Я общался с коллегами на Западе и сравнивал: они не пытаются ничего понять сами, все их знания основаны на том, что им так сказали. Когда их начинаешь расспрашивать, почему так-то и так-то обстоят дела, они, на секунду задумавшись, отвечают: «This is a way of things» (так принято, так заведено, это в природе вещей). Когда спрашиваешь, не слишком ли мы «закармливаем» детей правами человека и прочим ныне модным, люди от Нью-Браунуика до Ванкувера, до британской Колумбии отвечают не просто одно и тоже, а в одних и тех же выражениях – Кафка отдыхает. Так принято у «детей». Но «взрослые» тоже есть в этом обществе (без «взрослых» «дети» не могут резвиться), но оно так устроено, что «взрослые» скрыты на тех этажах, на которых я их наблюдать не могу. А вокруг меня какие-то детки, седые иногда.

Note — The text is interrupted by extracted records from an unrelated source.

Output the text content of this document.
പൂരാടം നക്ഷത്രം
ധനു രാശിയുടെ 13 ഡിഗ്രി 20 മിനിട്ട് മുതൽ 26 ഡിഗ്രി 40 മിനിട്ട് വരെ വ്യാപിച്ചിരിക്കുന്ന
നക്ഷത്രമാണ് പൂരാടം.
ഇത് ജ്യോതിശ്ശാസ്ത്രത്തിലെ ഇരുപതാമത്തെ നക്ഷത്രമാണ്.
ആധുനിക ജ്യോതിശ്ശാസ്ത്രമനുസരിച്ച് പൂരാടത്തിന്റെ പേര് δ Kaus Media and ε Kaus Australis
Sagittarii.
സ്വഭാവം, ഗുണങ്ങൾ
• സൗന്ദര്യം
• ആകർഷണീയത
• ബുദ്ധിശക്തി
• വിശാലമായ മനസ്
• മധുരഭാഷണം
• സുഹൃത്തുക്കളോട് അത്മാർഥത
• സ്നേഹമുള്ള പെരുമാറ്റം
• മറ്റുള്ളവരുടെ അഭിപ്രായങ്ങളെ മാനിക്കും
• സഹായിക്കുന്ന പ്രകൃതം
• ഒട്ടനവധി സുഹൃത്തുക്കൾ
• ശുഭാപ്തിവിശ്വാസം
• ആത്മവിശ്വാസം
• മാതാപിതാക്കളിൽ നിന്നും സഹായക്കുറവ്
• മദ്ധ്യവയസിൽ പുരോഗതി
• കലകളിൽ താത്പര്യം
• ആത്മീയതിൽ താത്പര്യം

У нас, в Советском Союзе, было всё по-другому: у нас дети очень быстро вырастали в подростков – языкатых ниспровергателей авторитетов (как было в песне Окуджавы, «все они красавцы, все они таланты, все они поэты»), – но взрослыми они так и не становились до седых волос. Чтобы подросток стал взрослым, ему надо лиха хлебнуть, почувствовать ответственность за себя и за других. Почему мы все в походы рвались – в горы, в тайгу или еще куда-то? Это было единственное место, где твоя жизнь от тебя зависит; если ты руководитель группы, ты решаешь за себя и за своих товарищей – ты ответствен, вернетесь вы домой или не вернетесь. На месте поздних идеологов СССР я бил бы тревогу, почему тогдашние молодые люди выбирали для себя именно такой путь, уходили «закалять характер» в игровой мир турпоходов? Как сделать так, чтобы школа готовила именно взрослых людей? Перед первыми поколениями, пока устанавливается государство, такая проблема не стоит: хватает войн и всего прочего. Ну, а дальше, когда государство уже укрепилось, что ставить во главу угла, если конструировать именно школу?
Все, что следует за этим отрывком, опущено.